US President Donald Trump suggested the strikes had "obliterated" Iran’s nuclear programme. However, a subsequent US intelligence report called this claim into question.

The report found that while the facilities sustained significant damage, they were not completely destroyed, estimating the programme had only been set back by several months. The White House dismissed the report as "flat-out wrong".

The Vienna-based IAEA, which has monitored Iran’s nuclear activities for years, has called for renewed access to Iranian facilities.

The body's director Rafael Grossi said he had already written to Iran to discuss resuming inspections of their nuclear facilities.

Among other things, Iran claims to have moved its highly enriched uranium ahead of the American strikes, and Grossi said his inspectors needed to re-assess the country’s stockpiles.

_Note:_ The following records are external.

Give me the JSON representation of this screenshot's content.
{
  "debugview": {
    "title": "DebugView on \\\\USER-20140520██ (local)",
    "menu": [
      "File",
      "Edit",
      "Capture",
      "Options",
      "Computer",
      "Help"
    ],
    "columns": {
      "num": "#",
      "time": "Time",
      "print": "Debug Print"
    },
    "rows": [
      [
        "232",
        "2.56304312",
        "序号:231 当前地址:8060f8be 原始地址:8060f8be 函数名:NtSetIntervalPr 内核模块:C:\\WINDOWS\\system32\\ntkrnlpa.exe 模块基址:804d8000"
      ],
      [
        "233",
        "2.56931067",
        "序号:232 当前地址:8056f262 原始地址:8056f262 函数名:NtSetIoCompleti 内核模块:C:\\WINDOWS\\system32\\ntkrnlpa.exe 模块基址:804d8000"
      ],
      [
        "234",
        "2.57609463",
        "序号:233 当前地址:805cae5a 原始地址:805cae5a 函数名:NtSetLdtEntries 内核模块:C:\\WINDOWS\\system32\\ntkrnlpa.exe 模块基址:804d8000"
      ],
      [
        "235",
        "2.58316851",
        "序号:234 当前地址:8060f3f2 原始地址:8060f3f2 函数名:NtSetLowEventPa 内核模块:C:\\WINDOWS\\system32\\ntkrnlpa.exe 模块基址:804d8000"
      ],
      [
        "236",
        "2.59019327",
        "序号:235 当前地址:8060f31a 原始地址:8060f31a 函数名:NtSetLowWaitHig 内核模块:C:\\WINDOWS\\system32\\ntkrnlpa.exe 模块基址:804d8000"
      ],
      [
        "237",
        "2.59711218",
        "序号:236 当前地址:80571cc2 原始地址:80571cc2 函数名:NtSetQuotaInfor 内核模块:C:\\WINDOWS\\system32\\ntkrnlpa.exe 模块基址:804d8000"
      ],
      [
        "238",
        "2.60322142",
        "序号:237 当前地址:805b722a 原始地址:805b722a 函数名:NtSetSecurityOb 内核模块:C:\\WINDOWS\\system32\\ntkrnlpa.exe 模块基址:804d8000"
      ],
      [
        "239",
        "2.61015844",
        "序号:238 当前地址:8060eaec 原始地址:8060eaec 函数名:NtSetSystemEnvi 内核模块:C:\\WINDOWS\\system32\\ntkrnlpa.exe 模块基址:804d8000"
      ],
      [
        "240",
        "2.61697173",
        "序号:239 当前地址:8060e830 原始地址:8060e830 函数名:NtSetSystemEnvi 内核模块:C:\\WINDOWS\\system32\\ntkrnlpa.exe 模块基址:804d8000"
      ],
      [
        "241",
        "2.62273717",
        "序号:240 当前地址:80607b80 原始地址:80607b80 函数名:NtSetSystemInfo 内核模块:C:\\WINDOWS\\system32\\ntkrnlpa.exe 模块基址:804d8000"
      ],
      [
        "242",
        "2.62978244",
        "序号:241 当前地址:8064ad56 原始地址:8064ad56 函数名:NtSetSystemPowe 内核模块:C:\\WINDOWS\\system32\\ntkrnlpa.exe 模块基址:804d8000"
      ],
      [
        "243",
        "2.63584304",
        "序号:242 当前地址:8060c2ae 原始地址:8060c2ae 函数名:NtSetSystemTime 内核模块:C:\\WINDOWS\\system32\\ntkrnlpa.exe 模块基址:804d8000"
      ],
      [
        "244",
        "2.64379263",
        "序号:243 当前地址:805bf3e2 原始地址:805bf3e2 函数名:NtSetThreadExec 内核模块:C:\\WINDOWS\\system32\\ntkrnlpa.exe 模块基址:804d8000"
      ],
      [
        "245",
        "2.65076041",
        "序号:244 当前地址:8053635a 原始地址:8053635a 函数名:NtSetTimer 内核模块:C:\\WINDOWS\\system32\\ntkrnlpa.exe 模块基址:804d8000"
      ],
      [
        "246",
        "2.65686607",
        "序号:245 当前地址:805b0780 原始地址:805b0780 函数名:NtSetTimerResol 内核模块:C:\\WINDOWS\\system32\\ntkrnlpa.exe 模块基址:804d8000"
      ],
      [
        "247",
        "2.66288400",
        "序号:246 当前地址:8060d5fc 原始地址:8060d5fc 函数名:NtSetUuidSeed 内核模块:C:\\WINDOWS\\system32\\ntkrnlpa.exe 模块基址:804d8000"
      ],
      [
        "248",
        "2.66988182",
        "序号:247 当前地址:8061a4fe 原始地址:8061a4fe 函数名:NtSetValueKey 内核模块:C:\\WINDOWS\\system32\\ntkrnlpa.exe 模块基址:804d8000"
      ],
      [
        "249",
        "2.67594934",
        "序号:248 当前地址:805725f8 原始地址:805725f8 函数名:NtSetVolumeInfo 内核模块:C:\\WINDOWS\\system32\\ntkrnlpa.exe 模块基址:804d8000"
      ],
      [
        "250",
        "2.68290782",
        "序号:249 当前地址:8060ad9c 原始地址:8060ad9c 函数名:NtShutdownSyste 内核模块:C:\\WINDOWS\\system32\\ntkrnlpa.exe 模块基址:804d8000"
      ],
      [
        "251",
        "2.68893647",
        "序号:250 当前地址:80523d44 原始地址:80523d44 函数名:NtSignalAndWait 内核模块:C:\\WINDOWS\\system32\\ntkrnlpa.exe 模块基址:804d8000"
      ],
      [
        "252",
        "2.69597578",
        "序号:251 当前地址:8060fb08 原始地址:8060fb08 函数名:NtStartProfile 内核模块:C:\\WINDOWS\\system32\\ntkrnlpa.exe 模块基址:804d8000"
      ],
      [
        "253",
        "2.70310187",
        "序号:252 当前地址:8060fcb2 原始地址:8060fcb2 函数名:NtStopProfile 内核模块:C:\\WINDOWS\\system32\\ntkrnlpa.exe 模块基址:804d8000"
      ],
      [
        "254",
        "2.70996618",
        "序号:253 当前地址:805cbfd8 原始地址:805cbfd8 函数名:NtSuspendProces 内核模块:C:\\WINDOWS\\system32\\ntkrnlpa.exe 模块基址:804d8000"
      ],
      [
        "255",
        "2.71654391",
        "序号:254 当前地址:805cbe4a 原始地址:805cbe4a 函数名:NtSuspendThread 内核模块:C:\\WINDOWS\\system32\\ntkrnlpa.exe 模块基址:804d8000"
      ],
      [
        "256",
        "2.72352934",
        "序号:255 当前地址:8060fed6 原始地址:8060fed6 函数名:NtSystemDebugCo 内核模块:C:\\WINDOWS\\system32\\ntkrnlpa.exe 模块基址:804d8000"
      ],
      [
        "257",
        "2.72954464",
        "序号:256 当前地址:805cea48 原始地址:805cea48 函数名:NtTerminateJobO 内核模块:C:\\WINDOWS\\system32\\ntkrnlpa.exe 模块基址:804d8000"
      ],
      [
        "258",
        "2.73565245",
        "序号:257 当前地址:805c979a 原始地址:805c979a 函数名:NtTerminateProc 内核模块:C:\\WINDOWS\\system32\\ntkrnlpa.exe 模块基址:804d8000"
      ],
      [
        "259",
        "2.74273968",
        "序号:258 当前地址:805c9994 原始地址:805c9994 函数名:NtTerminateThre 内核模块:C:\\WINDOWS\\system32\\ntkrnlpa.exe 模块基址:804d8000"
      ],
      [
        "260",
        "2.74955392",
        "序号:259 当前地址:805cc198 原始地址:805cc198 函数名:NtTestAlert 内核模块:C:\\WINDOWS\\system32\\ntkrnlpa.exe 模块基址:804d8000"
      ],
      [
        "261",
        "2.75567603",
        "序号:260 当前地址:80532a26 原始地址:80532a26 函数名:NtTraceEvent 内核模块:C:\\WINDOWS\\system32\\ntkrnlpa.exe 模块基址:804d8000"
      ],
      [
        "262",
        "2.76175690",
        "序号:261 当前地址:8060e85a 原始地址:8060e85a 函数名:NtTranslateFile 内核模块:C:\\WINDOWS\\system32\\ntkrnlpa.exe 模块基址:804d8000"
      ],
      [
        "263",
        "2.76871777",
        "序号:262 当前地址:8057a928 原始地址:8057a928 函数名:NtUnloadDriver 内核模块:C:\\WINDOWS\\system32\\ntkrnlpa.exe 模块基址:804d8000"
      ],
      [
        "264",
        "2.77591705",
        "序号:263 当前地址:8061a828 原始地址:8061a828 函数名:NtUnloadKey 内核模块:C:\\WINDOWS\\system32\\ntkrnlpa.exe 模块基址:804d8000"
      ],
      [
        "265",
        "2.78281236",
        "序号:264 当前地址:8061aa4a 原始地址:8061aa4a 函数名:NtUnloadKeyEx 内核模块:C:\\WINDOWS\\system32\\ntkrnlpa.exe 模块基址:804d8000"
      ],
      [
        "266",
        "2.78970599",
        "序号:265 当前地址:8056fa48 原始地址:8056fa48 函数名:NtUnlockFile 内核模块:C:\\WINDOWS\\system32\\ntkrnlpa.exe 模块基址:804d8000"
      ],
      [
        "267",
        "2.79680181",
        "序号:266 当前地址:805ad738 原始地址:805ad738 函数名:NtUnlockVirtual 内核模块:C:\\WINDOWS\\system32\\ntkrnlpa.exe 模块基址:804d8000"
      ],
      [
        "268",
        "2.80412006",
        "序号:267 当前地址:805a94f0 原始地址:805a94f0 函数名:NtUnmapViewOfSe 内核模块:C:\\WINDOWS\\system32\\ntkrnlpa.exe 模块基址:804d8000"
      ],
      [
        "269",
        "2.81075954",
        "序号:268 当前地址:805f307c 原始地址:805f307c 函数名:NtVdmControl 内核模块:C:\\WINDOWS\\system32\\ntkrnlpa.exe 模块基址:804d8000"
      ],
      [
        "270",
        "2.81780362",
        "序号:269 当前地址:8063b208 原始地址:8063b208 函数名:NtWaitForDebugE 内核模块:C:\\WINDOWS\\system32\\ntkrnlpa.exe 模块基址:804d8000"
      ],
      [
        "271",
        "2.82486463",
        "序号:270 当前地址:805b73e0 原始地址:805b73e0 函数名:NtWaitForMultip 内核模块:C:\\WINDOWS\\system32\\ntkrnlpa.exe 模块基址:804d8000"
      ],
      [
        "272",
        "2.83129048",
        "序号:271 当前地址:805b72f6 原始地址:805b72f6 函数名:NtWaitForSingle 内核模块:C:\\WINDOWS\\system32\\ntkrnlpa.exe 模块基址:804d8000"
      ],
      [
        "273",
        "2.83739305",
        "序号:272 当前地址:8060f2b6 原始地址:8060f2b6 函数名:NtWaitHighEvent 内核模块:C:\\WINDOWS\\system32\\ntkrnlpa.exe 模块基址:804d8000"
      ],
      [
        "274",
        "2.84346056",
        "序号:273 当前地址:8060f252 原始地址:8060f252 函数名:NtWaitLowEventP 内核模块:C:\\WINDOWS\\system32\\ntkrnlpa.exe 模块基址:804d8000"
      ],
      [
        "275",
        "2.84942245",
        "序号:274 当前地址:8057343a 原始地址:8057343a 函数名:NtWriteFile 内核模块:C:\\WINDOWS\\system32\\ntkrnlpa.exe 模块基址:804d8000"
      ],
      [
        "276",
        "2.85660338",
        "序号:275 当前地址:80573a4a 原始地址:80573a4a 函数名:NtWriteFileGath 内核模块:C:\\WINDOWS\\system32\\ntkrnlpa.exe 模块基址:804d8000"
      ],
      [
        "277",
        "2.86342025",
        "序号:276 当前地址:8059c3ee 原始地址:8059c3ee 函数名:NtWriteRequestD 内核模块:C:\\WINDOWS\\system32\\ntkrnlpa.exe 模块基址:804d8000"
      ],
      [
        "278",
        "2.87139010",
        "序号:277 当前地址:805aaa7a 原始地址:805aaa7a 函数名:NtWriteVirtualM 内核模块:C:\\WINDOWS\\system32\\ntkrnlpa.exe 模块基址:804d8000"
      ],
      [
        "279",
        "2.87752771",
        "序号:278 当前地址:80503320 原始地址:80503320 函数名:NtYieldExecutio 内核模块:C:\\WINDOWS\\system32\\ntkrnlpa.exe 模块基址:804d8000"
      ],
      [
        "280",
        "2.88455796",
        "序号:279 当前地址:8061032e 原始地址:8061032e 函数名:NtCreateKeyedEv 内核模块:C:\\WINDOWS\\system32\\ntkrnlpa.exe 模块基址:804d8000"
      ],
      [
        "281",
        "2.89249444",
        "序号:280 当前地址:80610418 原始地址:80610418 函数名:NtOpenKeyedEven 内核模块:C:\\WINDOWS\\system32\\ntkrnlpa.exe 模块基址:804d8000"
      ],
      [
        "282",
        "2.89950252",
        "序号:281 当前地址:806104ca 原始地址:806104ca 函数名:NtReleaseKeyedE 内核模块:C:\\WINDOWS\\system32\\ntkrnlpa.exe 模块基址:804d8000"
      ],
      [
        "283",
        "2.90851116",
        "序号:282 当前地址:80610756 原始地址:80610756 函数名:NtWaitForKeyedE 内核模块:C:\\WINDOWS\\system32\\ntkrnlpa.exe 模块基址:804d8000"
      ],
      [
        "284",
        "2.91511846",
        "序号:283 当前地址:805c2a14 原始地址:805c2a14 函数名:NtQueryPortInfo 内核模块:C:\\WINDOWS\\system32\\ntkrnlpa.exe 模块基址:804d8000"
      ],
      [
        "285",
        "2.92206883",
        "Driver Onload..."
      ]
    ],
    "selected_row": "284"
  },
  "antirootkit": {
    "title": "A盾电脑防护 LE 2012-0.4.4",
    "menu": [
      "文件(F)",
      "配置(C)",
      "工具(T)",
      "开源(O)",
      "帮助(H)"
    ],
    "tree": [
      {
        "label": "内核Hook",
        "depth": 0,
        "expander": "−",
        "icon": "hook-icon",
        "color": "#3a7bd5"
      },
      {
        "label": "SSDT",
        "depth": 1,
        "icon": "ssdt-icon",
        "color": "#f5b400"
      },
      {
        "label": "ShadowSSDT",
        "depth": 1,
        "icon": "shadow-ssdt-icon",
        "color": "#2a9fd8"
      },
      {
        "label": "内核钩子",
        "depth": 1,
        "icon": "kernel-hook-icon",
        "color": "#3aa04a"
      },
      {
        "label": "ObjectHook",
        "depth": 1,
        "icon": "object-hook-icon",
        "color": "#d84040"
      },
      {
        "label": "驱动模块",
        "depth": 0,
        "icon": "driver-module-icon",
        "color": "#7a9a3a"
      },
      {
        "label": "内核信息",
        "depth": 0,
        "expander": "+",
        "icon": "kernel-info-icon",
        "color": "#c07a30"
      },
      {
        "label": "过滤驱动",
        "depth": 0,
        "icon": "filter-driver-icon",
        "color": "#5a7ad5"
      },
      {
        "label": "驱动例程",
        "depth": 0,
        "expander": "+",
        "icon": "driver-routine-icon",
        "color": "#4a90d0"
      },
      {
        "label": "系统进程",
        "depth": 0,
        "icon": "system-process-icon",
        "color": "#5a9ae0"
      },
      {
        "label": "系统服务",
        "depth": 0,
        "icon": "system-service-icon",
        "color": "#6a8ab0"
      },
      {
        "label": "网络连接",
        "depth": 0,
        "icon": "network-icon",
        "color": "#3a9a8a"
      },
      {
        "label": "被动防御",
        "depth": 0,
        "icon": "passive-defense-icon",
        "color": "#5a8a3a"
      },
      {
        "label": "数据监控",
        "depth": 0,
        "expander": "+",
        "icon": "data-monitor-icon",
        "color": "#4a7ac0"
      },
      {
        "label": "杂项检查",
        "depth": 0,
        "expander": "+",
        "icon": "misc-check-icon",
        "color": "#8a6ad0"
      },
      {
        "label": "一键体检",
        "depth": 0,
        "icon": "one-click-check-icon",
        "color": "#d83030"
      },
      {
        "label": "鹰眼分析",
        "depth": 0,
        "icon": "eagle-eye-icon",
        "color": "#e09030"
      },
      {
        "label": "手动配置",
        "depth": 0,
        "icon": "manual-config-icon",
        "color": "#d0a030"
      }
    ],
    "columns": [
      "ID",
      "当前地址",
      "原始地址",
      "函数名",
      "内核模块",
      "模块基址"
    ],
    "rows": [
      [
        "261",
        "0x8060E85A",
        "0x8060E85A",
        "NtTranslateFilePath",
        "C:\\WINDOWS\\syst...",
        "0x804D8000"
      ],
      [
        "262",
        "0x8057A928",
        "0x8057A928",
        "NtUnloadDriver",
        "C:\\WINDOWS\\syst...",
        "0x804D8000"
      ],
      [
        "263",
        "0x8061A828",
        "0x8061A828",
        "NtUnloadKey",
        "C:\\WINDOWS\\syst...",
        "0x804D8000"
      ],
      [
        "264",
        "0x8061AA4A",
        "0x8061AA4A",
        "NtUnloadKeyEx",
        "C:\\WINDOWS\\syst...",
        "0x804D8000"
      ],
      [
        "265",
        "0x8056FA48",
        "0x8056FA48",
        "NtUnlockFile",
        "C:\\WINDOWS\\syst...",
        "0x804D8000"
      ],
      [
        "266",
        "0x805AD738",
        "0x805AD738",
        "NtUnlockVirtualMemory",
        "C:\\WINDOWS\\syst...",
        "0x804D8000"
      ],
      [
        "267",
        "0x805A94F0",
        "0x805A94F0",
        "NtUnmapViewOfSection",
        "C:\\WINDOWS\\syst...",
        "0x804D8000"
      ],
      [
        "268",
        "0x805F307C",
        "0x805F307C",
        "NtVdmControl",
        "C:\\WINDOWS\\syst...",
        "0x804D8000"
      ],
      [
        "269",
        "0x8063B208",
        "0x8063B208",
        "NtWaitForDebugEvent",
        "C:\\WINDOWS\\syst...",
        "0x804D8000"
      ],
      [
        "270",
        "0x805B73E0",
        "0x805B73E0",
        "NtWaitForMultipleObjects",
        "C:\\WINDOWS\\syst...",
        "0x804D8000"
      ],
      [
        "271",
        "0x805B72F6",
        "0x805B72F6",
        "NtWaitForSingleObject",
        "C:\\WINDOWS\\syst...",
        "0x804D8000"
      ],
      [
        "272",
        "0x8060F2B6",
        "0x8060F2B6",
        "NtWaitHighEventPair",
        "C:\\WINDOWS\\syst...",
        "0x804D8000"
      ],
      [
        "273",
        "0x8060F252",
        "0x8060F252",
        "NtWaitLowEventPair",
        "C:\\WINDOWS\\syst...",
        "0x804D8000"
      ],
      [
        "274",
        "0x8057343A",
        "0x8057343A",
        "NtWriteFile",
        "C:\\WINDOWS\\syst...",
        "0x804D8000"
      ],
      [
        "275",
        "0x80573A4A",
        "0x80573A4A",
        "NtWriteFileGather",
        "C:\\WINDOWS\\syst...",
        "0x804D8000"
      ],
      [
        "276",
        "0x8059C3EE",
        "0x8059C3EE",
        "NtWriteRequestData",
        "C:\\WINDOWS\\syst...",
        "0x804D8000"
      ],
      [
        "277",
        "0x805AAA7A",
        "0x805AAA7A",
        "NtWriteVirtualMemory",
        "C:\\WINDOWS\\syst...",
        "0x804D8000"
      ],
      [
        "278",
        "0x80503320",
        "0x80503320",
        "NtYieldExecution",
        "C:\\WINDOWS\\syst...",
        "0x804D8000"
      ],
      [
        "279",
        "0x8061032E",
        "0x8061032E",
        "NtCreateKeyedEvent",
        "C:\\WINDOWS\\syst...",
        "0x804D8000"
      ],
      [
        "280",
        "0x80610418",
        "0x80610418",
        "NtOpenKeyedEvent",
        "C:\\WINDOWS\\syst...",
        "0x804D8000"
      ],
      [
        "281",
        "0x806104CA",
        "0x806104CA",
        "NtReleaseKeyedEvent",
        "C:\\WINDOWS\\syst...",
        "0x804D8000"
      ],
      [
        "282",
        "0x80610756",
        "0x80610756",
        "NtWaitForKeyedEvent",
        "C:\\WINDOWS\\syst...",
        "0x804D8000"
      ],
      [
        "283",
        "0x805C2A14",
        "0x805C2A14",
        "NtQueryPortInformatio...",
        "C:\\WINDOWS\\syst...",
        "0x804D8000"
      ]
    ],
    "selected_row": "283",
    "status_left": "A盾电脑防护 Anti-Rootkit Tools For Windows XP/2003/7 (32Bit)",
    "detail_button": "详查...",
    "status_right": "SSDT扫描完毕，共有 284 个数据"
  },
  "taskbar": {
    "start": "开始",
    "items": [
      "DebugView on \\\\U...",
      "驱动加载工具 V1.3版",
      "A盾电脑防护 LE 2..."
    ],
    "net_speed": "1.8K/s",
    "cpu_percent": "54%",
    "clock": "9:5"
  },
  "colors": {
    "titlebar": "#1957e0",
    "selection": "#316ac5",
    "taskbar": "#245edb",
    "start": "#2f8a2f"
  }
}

“We need to return,” he said. “We need to engage.”

Shortly before fighting broke out between Iran and Israel, the IAEA found Tehran formally in non-compliance with its nuclear obligations for the first time in 20 years.

Nineteen of the 35 countries on the agency's board voted for the motion, which was backed by the US, UK, France and Germany.

The IAEA said that, among Iran's "many failures", it had refused to give full answers about its undeclared nuclear material and activities. It also expressed concern about Iran's stockpile of enriched uranium.

Tehran continues to maintain that its nuclear programme is peaceful.